For patients with resectable local-regional disease, Ang and colleagues from M. D. Anderson Cancer Center achieved excellent complete and partial response rates with six fractions of 6 Gy given twice per week.[20] The study demonstrated an overall 5-year local-regional control rate for patients with high-risk disease (melanomas at least 1.5 mm thick, clinically detectable nodal disease or patients with previously resected disease) of 88%, surpassing results from previous trials of a similar nature. However, a review of adjuvant treatment of melanoma by Chang and colleagues from the University of Florida showed no difference between 6-Gy fractions to 30 Gy and 2-Gy fractions to a median of 60 Gy, with similarly impressive local/regional control rates[21] Patients with incurable disease and large axillary or ilioinguinal nodal metastases (but with a satisfactory life expectancy) can be effectively treated with a lower dose per fraction (eg, 50 Gy in 25 fractions) to decrease the risk of neuropathy or limb edema.[20]

The size of the metastatic lesion has been shown to be predictive of response, as lesions of 1 cc volume or less respond almost universally to radiation.[22] Furthermore, a study by Overgaard et al showed that tumors < 3 cm in size and > 5 cm in size had 79% and 21% complete response rates, respectively. Likewise, in the RTOG study, lesions > 5 cm had a complete response rate of only 20%. A study by Bentzen et al showed that the radiation sensitivity of melanoma cells varies within the same individual according to the site of biopsy, depending on whether the neoplasm is from the primary site, regional nodes, or distant metastases.[23] The study showed that metastatic deposits were by and large less responsive to radiation than their primary lesions, signifying that tumor development may result in the evolution of a radiation-resistant tumor phenotype.

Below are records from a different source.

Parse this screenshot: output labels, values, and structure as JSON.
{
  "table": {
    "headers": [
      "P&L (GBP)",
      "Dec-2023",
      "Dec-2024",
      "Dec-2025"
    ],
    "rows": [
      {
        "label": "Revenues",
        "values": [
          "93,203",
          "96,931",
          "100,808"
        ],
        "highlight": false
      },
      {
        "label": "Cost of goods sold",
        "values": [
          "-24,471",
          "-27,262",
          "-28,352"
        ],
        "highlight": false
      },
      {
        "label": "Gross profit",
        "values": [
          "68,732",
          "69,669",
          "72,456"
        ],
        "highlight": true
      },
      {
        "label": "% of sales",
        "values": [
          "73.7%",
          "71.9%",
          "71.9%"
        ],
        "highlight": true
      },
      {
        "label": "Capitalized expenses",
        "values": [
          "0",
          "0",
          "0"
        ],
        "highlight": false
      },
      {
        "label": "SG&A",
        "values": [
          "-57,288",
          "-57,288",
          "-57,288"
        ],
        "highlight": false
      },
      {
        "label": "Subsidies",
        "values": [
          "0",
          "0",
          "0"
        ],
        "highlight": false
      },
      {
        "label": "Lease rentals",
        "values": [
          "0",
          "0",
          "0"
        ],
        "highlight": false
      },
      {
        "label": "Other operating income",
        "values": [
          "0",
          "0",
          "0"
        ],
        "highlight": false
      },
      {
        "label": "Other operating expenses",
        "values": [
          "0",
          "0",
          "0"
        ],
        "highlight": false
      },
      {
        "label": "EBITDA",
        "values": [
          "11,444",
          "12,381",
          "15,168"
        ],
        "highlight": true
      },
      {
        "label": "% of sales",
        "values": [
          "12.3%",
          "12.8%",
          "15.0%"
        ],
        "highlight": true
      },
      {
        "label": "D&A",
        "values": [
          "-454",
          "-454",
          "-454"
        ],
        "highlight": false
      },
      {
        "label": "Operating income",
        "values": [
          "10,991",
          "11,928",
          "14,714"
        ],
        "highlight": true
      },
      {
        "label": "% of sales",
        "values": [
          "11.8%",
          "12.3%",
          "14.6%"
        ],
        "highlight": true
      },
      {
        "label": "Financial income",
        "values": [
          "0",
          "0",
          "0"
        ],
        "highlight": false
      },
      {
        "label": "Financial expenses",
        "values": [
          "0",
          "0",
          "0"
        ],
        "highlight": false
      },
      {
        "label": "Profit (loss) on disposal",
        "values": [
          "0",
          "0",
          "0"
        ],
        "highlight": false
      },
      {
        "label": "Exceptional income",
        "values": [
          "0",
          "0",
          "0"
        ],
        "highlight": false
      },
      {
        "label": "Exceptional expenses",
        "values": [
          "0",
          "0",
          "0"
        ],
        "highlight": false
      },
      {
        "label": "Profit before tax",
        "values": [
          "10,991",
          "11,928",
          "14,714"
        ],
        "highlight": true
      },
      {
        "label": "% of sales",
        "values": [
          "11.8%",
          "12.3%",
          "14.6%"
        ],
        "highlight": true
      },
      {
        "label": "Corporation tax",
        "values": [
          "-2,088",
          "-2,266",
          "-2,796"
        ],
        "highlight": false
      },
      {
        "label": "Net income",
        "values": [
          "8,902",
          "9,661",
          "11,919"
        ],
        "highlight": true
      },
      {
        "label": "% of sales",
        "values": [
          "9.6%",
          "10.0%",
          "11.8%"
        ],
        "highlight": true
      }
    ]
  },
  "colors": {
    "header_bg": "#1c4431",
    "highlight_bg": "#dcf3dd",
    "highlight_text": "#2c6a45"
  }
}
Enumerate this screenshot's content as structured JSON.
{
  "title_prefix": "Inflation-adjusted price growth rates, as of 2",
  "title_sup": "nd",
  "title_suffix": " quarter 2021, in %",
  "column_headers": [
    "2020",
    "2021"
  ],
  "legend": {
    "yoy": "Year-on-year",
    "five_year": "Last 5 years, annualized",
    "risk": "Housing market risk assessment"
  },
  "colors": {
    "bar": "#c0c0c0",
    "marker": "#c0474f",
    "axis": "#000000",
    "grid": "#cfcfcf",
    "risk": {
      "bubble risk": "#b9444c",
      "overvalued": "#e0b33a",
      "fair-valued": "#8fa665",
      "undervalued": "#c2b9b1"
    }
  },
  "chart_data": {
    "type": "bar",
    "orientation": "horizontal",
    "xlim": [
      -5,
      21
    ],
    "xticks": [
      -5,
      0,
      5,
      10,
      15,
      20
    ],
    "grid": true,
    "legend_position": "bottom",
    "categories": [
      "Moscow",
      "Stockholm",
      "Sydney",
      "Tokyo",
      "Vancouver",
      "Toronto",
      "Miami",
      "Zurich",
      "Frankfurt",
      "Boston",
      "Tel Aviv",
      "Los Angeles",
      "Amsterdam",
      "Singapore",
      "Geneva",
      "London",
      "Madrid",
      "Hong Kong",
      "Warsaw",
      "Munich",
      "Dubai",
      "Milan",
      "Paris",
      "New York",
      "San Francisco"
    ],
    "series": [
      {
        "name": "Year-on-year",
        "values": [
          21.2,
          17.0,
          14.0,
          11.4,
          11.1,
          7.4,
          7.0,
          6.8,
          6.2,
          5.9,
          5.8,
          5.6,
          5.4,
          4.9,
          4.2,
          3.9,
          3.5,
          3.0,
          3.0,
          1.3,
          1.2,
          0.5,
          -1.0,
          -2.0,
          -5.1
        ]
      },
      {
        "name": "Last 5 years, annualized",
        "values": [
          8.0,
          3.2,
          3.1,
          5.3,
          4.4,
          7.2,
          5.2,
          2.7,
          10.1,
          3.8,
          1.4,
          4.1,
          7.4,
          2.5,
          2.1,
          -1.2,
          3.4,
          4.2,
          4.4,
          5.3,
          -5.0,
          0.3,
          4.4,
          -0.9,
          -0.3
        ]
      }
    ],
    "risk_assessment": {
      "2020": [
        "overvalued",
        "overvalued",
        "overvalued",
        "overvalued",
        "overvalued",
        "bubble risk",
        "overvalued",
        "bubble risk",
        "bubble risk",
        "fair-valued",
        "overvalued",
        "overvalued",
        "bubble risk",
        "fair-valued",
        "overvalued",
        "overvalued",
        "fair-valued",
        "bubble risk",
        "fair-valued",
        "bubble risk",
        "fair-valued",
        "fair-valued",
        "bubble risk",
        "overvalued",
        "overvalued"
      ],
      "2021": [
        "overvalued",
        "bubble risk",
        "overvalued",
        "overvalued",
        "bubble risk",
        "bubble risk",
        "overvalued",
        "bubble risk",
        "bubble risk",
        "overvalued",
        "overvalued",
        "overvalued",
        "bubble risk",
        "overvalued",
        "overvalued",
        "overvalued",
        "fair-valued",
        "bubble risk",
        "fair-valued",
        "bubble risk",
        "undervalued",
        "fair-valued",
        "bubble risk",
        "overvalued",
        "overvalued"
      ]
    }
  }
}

When put in the perspective of other palliative uses of radiation therapy, the response of radiated malignant melanomas that have metastasized to the brain or bone is virtually identical to the response observed following treatment of other types of disseminated neoplasms that are generally regarded as radiosensitive.[12,24] The most frequent sites of metastatic melanoma are skin, subcutaneous tissue, and lymph nodes, comprising 50% of metastases.[20] The lung is the next most frequent site of occurrence, followed by the liver, brain, and bone.[25]

Seegenschmiedt et al analyzed prognostic factors and survival in patients with metastatic melanoma treated with external beam radiotherapy. The investigators found that in patients with soft tissue, skin, and/or lymph node metastases (UICC [International Union Against Cancer] stage IV), the median survival time was 7 months.[5] Patients with solitary metastases had a median survival time of 8 months, while those with multiple metastases had a median survival time of 4 months.[5] Finally, patients treated for bone metastases had a median survival time of 6.6 months, compared with 5.3 months for those treated for CNS metastases and 3.6 months for patients treated for pulmonary metastases.[5] Our patient’s survival time was similar to these described outcomes.

After the results of the randomized RTOG study are grouped with the findings of elective radiation therapy, it becomes apparent that malignant melanomas are not resistant to radiation therapy. Furthermore, the results of these studies clearly demonstrate that radiation therapy can be very effective, especially when only small volumes of disease need to be treated and adequate total doses are used. Therefore, radiation therapy appears to play an important yet underutilized role in the treatment of metastatic melanomas. Regardless of the effectiveness of radiation therapy to control disease locally, increases in survival will necessitate use of more successful systemic agents. Only then will the effects of refined local treatment improve our ability to increase survival and quality of life for patients with melanoma.

Financial Disclosure: The authors have no significant financial interest or other relationship with the manufacturers of any products or providers of any service mentioned in this article.